A buzzword that is used to describe immense volumes of data, both unstructured and structured, Big Data inundates a business on a day-to-day basis. Big Data is something that can be used to analyze insights which can lead to better decisions and strategic business moves.
Data Analytics: Data Analytics the science of examining raw data with the purpose of drawing conclusions about that information. Data Analytics involves applying an algorithmic or mechanical process to derive insights. For example, running through a number of data sets to look for meaningful correlations between each other.

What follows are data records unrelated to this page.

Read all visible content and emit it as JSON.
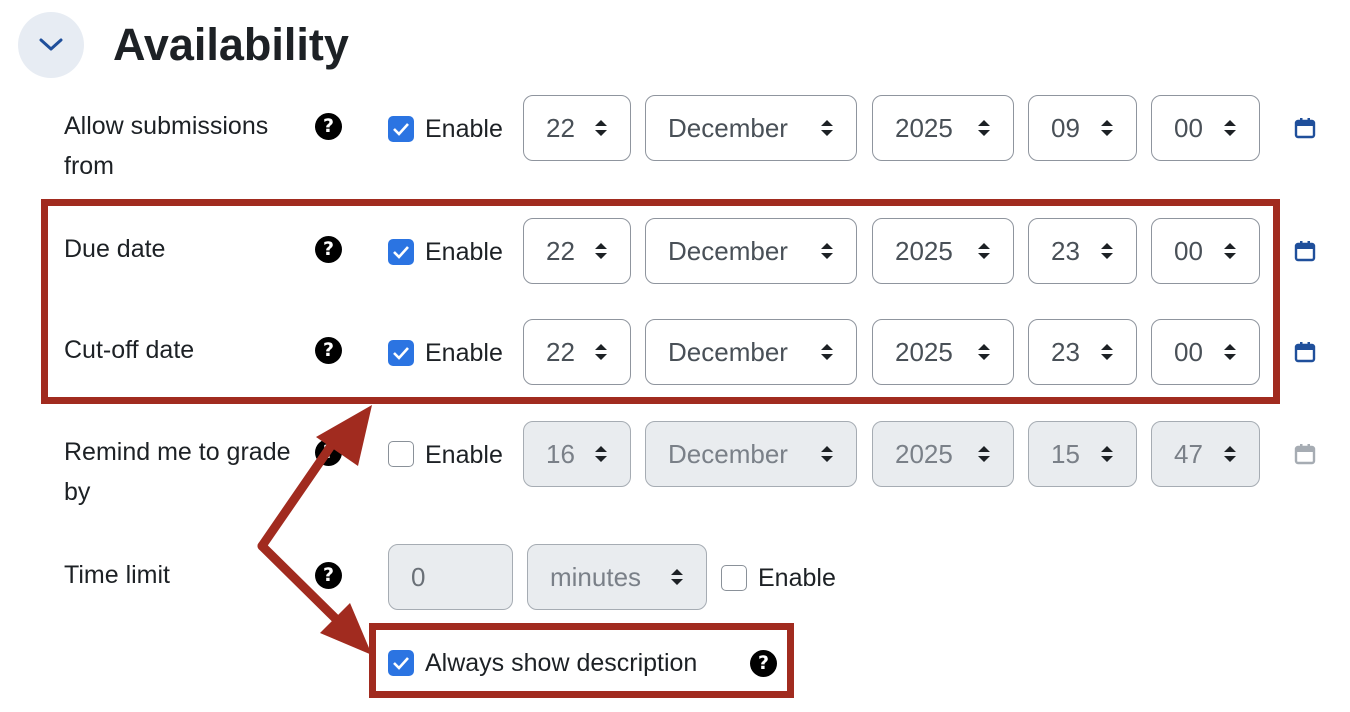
{
  "section": {
    "title": "Availability"
  },
  "enable_label": "Enable",
  "rows": [
    {
      "label": "Allow submissions from",
      "enabled": true,
      "day": "22",
      "month": "December",
      "year": "2025",
      "hour": "09",
      "minute": "00"
    },
    {
      "label": "Due date",
      "enabled": true,
      "day": "22",
      "month": "December",
      "year": "2025",
      "hour": "23",
      "minute": "00"
    },
    {
      "label": "Cut-off date",
      "enabled": true,
      "day": "22",
      "month": "December",
      "year": "2025",
      "hour": "23",
      "minute": "00"
    },
    {
      "label": "Remind me to grade by",
      "enabled": false,
      "day": "16",
      "month": "December",
      "year": "2025",
      "hour": "15",
      "minute": "47"
    }
  ],
  "time_limit": {
    "label": "Time limit",
    "value": "0",
    "unit": "minutes",
    "enable_label": "Enable",
    "enabled": false
  },
  "always_show": {
    "label": "Always show description",
    "checked": true
  },
  "colors": {
    "accent": "#2b74e2",
    "highlight": "#a12b1f",
    "disabled_bg": "#e9ecef"
  }
}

It is used in a number of industries to allow the organizations and companies to make better decisions as well as verify and disprove existing theories or models. The focus of Data Analytics lies in inference, which is the process of deriving conclusions that are solely based on what the researcher already knows.
Application Of All Concepts:
Applications of Data Science:
1. Internet search: Search engines make use of data science algorithms to deliver best results for search queries in a fraction of seconds.

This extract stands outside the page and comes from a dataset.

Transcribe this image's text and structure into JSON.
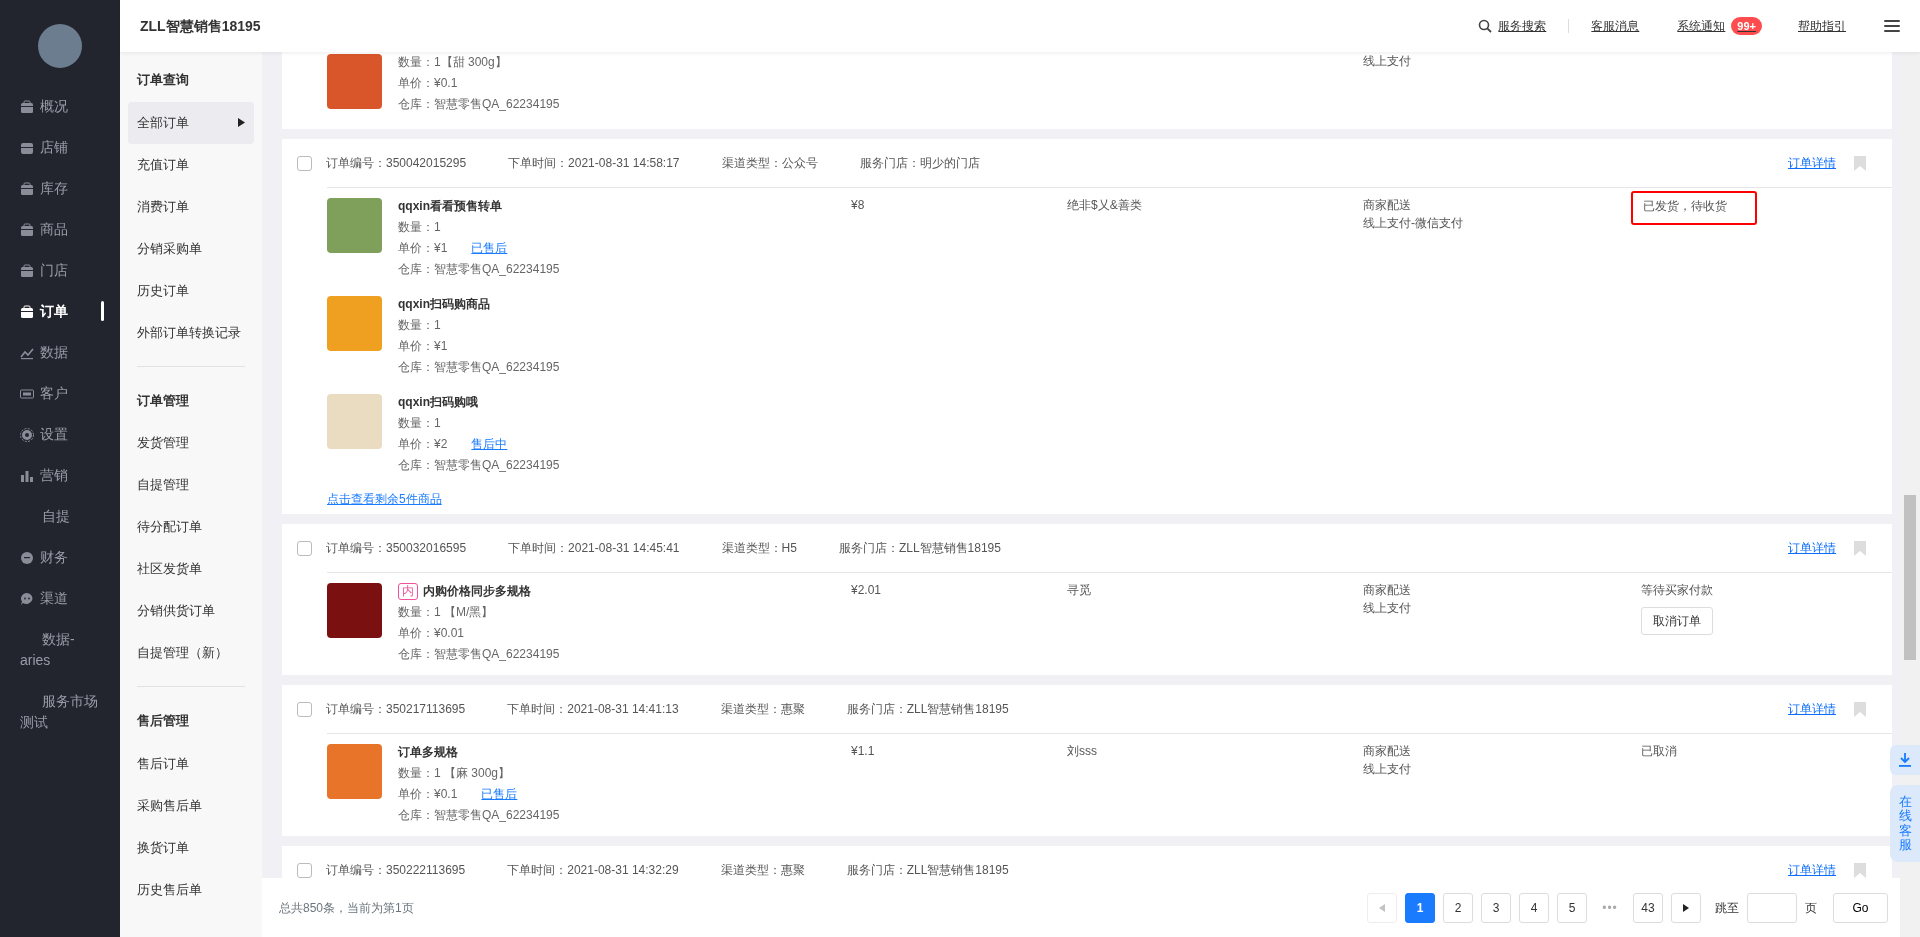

2. Digital Advertisements: The entire digital marketing spectrum uses the data science algorithms - from display banners to digital billboards. This is the mean reason for digital ads getting higher CTR than traditional advertisements.
3. Recommender systems: The recommender systems not only make it easy to find relevant products from billions of products available but also adds a lot to user-experience. A lot of companies use this system to promote their products and suggestions in accordance with the user's demands and relevance of information. The recommendations are based on the user's previous search results.
4. Applications of Big Data:
Big Data for financial services: Credit card companies, retail banks, private wealth management advisories, insurance firms, venture funds, and institutional investment banks use big data for their financial services. The common problem among them all is the massive amounts of multi-structured data living in multiple disparate systems which can be solved by big data. Thus big data is used in a number of ways like:
5. Big Data in communications: Gaining new subscribers, retaining customers, and expanding within current subscriber bases are top priorities for telecommunication service providers. The solutions to these challenges lie in the ability to combine and analyze the masses of customer-generated data and machine-generated data that is being created every day.
6. Big Data for Retail: Brick and Mortar or an online e-tailer, the answer to staying the game and being competitive understands the customer better to serve them. This requires the ability to analyze all the disparate data sources that companies deal with every day, including the weblogs, customer transaction data, social media, store-branded credit card data, and loyalty program data.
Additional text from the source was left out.